Dive into a taste of the tropics with this tantalizing blend of succulent chicken smothered in a creamy coconut tomato sauce. This vibrant dish combines the richness of coconut cream with the tanginess of tomatoes, elevating your chicken dinner to new heights. Served over fluffy white rice or with warm naan bread, it's a tropical escape for your taste buds.
ingredients
- 4 boneless, skinless chicken breasts
- 1 tablespoon olive oil
- 1 small onion, finely chopped
- 3 cloves of garlic, minced
- 1 red bell pepper, seeded and diced
- 1 can (14 oz) coconut cream
- 1 can (14 oz) diced tomatoes with juice
- 2 teaspoons curry powder
- 1 teaspoon ground cumin
- 1 teaspoon paprika
- 1 teaspoon turmeric
- Salt and pepper, to taste
- Fresh cilantro, for garnish
steps
- 1.
In a large skillet, heat the olive oil over medium-high heat. Sear the chicken breasts until golden brown on both sides. Remove from the skillet and set aside.
- 2.
In the same skillet, add the chopped onion, minced garlic, and diced red bell pepper. Sauté until the vegetables are tender and aromatic.
- 3.
Pour in the coconut cream and diced tomatoes with their juice.

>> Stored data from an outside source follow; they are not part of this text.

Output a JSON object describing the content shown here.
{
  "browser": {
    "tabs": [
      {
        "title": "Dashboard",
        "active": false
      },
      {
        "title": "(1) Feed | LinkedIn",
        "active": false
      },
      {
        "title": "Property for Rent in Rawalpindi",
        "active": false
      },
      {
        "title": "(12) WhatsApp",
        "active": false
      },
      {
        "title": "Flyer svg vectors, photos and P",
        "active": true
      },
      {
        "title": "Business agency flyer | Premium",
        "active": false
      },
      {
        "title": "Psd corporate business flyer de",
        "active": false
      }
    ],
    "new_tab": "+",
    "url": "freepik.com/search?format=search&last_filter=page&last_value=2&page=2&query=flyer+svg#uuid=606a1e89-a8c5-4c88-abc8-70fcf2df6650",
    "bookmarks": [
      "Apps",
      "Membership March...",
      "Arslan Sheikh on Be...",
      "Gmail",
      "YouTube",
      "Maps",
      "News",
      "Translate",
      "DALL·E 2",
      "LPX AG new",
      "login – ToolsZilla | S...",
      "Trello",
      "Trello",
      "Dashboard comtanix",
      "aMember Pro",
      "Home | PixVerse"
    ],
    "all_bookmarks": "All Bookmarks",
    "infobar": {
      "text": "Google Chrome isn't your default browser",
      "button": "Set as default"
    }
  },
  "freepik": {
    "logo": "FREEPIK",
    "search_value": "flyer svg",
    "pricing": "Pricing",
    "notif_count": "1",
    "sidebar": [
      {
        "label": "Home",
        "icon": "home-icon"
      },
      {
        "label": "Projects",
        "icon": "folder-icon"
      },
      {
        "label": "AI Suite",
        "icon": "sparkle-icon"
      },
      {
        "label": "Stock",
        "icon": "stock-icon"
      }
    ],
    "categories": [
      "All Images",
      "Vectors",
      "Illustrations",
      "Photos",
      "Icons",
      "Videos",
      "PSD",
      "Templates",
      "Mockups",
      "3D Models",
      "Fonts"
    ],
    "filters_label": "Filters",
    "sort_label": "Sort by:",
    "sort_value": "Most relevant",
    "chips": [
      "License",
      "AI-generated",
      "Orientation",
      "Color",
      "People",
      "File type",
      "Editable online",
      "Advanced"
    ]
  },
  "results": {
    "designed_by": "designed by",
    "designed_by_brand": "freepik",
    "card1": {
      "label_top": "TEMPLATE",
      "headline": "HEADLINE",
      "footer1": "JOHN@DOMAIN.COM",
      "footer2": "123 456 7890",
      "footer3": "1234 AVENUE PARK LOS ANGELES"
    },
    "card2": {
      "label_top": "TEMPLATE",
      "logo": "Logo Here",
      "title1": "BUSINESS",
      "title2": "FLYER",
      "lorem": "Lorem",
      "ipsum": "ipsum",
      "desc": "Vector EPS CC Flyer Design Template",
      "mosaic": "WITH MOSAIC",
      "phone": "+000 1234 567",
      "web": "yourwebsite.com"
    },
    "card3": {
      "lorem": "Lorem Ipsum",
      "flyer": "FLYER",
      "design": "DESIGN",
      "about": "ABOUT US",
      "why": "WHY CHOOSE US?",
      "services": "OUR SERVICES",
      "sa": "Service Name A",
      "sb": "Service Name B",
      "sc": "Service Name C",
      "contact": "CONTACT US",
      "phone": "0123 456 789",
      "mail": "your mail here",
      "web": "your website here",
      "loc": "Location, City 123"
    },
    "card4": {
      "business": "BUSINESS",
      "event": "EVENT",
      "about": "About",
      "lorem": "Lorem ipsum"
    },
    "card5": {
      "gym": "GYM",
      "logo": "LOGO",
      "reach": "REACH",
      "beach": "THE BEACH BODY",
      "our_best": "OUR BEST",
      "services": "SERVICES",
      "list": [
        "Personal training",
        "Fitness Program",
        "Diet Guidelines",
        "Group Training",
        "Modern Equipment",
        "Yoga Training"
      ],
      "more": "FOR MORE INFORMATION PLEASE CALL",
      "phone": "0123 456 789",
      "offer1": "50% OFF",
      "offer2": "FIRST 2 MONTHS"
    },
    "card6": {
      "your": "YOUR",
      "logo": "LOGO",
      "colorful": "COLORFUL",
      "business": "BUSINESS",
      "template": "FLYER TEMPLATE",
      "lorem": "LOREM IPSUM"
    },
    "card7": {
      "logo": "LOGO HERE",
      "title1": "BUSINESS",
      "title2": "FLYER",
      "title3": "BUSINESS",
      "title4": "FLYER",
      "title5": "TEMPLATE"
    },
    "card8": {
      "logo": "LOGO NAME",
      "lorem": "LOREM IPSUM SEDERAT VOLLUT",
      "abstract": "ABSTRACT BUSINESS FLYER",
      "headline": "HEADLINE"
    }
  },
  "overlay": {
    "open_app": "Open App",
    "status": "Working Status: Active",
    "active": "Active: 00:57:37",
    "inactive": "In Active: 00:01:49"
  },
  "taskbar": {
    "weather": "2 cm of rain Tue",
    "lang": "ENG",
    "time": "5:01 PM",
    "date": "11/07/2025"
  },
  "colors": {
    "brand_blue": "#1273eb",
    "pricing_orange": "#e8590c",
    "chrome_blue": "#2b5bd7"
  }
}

Stir in the curry powder, ground cumin, paprika, turmeric, salt, and pepper. Bring the sauce to a simmer.
- 4.
Return the seared chicken breasts to the skillet, nestling them into the sauce. Cover and cook over low heat for 15-20 minutes, or until the chicken is cooked through and tender.
- 5.
Serve the chicken over fluffy white rice or with warm naan bread. Drizzle the sauce generously over the chicken and garnish with fresh cilantro.